The Governments of Rwanda and Japan in collaboration with World Bank, Spark Microgrants, and Comic Relief today launched a $6 million project to strengthen citizen engagement, and support livelihoods and income-generation in rural areas.
The Advancing Citizen Engagement Project (ACE) project aims to support small businesses to improve livelihoods for around 76,000 people— half of whom will be women— across 249 rural poor villages through small grants. The project will also provide training and support to government officials at the national and local level on how to engage citizens in local development planning. Working in partnership with the Ministry of Local Government, this practical experience will inform a new national framework on participatory village planning.
“The government of Rwanda is committed to strengthening decentralization and empowering citizens. This project will enhance our platforms for participation at the local level, building the capacity of local and national government authorities to lead development planning at the village level that involves and empowers all Rwandese.” Said Claudine Marie Solange Nyinawagaga, Director General of the Local Administrative Entities Development Agency (LODA).
By strengthening communication between government and community members, the project will also generate welfare benefits through increased uptake of government social protection programs by the rural poor.
“Citizen engagement is critical to strengthening grassroots participation and sustainable rural livelihoods in Rwanda,” said World Bank Country Manager, Rolande Pryce. “The support this project will provide to local businesses will also help people in the rural districts to recover from the impacts of COVID-19.”

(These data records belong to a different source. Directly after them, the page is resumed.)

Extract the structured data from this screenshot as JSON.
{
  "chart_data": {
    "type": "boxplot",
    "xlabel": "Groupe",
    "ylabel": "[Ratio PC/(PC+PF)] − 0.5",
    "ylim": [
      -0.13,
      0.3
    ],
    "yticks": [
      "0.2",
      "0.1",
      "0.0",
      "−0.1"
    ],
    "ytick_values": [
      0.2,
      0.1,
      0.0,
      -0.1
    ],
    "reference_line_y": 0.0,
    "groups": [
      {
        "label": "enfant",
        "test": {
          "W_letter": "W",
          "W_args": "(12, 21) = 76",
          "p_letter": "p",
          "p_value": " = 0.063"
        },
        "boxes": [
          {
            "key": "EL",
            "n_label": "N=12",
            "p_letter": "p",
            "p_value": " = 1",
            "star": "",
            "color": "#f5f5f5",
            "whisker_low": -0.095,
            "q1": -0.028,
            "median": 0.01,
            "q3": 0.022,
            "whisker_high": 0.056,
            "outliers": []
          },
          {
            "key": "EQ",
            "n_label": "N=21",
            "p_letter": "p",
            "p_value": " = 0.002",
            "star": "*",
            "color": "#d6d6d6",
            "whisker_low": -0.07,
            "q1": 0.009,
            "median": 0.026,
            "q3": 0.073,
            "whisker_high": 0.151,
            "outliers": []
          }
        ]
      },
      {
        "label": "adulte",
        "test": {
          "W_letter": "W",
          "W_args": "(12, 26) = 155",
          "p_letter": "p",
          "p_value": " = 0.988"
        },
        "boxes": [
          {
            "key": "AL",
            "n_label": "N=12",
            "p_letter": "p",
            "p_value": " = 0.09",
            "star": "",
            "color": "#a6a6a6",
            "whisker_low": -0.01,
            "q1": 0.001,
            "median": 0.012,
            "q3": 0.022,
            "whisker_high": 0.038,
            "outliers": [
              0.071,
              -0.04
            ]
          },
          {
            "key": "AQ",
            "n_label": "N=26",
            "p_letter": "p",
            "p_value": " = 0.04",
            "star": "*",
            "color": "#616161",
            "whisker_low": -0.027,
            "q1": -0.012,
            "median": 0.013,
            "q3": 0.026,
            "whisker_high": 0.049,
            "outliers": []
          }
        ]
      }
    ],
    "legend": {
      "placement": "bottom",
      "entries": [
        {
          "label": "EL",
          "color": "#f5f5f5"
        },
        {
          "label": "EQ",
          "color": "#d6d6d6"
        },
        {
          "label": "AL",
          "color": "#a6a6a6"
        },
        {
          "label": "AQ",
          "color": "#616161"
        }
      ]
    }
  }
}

ACE will be implemented in Burera, Gakenke, Gicumbi, and Huye Districts, where Spark Microgrants, the implementing agency, will work hand-in-hand with local government offices to implement the project. Each village will benefit from support to plan and implement community-selected projects. District governments will contribute 5% of the funds for every village grant.
Of the total project proceeds $2.73 million is a grant from the World Bank administered Japan Social Development Fund (JSDF), which seeks to empower poor and vulnerable groups not reached by other programs and improve their lives through direct benefits.
“In the event of an unprecedented crisis such as the COVID-19 pandemic, it is the rural population and other vulnerable groups that are most affected. In this project, more than half of the grant will go directly to small-scale, co-managed livelihood improvement activities that are essential to revive rural economies affected by the pandemic” said Masahiro Imai, Japanese Ambassador for Rwanda. “This is fully in line with JSDF’s philosophy of supporting community-driven development and poverty reduction projects.”
Comic Relief, a UK based major charity organisation that works across Africa, and in the UK, will channel the entire JSDF grant to Spark Microgrants, a non-governmental organization that has been operating in Rwanda since 2010. Spark Microgrants, which is presently working in 135 villages across the country, will implement the project in two of Rwanda’s five provinces (Northern and Southern provinces) where it has a successful track record of implementing community-based development programs with local governments. It will hold weekly meetings with villages, supporting the identification of livelihoods projects, and build villagers’ capacity for procurement, banking and record-keeping.
Comic Relief will also provide complementary funding of $3.3 million to Spark to support the project, which includes additional support from four private foundations channeled through Comic Relief. The funds will support one technical advisor per village to help optimize project equality and success.(End).